4. März 2024

Nordkorea stoppt geplante Militäraktion gegen Südkorea

Es ist wie immer, erst die Drohung, dann das Zurückrudern. Machthaber Kim Jong-un macht einen Rückzieher, ohne Gründe zu nennen. Die geplante Militäraktion gegen Südkorea findet zum Glück nicht statt.
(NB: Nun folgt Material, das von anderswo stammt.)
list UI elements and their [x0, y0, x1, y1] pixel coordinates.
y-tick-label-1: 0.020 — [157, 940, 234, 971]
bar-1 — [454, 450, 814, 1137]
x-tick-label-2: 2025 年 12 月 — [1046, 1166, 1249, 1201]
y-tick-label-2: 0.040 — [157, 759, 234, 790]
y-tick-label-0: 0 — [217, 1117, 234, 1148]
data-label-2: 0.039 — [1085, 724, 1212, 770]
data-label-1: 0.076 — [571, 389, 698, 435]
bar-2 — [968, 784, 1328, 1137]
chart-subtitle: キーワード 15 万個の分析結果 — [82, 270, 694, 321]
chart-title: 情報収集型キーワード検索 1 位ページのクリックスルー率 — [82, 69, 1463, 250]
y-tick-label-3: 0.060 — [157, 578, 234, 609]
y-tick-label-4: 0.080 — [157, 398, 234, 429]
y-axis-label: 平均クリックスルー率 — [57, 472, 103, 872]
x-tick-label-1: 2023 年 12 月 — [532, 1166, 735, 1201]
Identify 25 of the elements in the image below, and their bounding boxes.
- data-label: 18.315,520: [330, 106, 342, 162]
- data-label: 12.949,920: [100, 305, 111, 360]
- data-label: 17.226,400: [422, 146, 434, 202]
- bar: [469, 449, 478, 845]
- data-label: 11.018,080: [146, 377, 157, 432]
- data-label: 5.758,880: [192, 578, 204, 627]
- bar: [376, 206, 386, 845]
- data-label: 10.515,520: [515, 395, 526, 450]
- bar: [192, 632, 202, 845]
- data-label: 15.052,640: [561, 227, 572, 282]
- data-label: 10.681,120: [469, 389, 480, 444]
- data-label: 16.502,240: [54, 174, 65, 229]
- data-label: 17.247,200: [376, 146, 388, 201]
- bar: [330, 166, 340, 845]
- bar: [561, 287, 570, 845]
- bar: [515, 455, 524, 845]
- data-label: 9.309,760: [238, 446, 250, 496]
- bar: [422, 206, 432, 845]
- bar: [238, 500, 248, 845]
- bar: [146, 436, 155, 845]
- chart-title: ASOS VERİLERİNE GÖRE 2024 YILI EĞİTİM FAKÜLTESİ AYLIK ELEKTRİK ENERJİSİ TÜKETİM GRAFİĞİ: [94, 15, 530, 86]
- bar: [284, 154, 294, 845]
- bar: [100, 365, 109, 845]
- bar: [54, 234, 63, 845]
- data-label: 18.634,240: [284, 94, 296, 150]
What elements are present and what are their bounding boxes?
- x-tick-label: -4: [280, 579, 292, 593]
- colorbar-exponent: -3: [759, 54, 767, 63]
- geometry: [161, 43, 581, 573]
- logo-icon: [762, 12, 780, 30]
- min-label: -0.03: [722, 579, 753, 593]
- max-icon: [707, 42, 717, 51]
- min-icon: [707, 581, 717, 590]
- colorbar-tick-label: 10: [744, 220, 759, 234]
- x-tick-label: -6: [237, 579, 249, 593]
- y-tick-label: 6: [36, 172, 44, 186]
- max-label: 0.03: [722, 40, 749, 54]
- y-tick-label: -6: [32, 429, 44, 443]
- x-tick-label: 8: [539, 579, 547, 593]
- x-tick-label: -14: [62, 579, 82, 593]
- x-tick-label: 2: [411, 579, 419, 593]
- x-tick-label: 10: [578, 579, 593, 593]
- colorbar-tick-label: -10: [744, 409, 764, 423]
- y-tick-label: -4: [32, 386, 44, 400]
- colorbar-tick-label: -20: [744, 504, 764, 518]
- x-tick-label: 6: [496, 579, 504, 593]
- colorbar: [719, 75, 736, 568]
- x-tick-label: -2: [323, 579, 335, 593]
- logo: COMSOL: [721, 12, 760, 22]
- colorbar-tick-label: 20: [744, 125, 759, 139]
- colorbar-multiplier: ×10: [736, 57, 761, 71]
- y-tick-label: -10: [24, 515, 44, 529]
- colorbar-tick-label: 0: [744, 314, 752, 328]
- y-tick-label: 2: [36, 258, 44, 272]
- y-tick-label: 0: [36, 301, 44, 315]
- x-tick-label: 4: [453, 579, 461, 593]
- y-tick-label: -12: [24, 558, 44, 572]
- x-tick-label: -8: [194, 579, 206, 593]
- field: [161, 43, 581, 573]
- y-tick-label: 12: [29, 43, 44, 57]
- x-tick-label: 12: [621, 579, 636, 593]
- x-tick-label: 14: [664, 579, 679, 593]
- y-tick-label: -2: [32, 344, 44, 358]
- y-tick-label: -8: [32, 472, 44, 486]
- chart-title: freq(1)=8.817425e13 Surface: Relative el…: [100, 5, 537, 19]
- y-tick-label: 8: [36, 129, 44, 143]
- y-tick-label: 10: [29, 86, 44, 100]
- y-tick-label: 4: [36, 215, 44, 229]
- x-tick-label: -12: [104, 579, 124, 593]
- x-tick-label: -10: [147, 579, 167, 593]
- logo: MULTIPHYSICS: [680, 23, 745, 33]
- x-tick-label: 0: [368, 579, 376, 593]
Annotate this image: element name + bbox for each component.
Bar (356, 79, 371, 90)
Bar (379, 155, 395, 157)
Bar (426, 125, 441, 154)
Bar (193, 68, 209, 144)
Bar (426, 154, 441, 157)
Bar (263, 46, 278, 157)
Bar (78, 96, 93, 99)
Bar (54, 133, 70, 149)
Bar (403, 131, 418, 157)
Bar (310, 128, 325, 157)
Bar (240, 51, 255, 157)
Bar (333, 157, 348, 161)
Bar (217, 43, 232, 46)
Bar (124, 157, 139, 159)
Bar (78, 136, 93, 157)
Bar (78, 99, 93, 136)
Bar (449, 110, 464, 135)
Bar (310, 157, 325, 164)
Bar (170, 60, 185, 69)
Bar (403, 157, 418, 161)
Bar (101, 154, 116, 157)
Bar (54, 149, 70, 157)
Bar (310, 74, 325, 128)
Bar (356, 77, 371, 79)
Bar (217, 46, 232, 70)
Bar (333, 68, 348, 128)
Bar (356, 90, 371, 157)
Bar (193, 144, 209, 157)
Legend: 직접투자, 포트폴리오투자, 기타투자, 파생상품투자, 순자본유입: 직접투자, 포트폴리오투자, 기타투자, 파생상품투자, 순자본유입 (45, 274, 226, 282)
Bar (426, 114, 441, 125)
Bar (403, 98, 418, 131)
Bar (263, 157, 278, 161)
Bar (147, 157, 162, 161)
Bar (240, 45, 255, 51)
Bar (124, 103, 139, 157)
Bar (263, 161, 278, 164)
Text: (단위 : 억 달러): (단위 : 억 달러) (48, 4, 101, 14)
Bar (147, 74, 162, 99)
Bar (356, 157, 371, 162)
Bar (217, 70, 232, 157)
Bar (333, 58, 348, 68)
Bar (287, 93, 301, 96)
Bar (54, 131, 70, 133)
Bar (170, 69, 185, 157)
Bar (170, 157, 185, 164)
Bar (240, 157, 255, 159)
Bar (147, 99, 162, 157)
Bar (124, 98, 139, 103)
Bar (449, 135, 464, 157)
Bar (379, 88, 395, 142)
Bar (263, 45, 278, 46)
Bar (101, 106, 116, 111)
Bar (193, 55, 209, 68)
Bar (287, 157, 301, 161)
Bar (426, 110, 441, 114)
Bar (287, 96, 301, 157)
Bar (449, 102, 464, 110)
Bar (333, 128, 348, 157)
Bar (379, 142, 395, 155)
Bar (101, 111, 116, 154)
Der Grund der angedrohten Militäraktion war eine Propagandaaktion südkoreanischer Aktivisten, die in der Nähe zur nordkoreanischen Grenze Flugblätter, die in Ballons verpackt waren, Richtung Nordkorea geschickt hatten. Der Kopf der Aktivisten ist Park Shang-hak, der 52-Jährige ist vor ca. 20 Jahren aus Nordkorea geflohen und hat sich dem Kampf gegen das Regime aus Pjöngjang verschrieben. Inhalt: Kritik an der Führung in Pjöngjang!

Daraufhin kündigte Kim Jong-un an wieder Militärübungen an der Grenze zu Südkorea aufzunehmen und Soldaten in das von beiden Staaten genutzte Gebiet zu verlegen.

So wie es aussieht, vermeidet Nordkorea die Eskalation der schon bestehenden Spannungen, wird aber wohl in den nächsten Monaten keine diplomatischen Kontakte mit der Regierung in Seoul anstreben.

Außerdem ist Pjöngjang verärgert über Seoul mangelnde Bereitschaft, sich den US-Sanktionen bzw. Strafmaßnahmen gegen das Atomprogramm von Pjöngjang entgegenzustellen und gestoppte innerkoreanische Wirtschaftsprogramme wieder anzustoßen. Die Beziehungen zu Südkorea, so erklärte Pjöngjang erst kürzlich, seien nun völlig zerbrochen.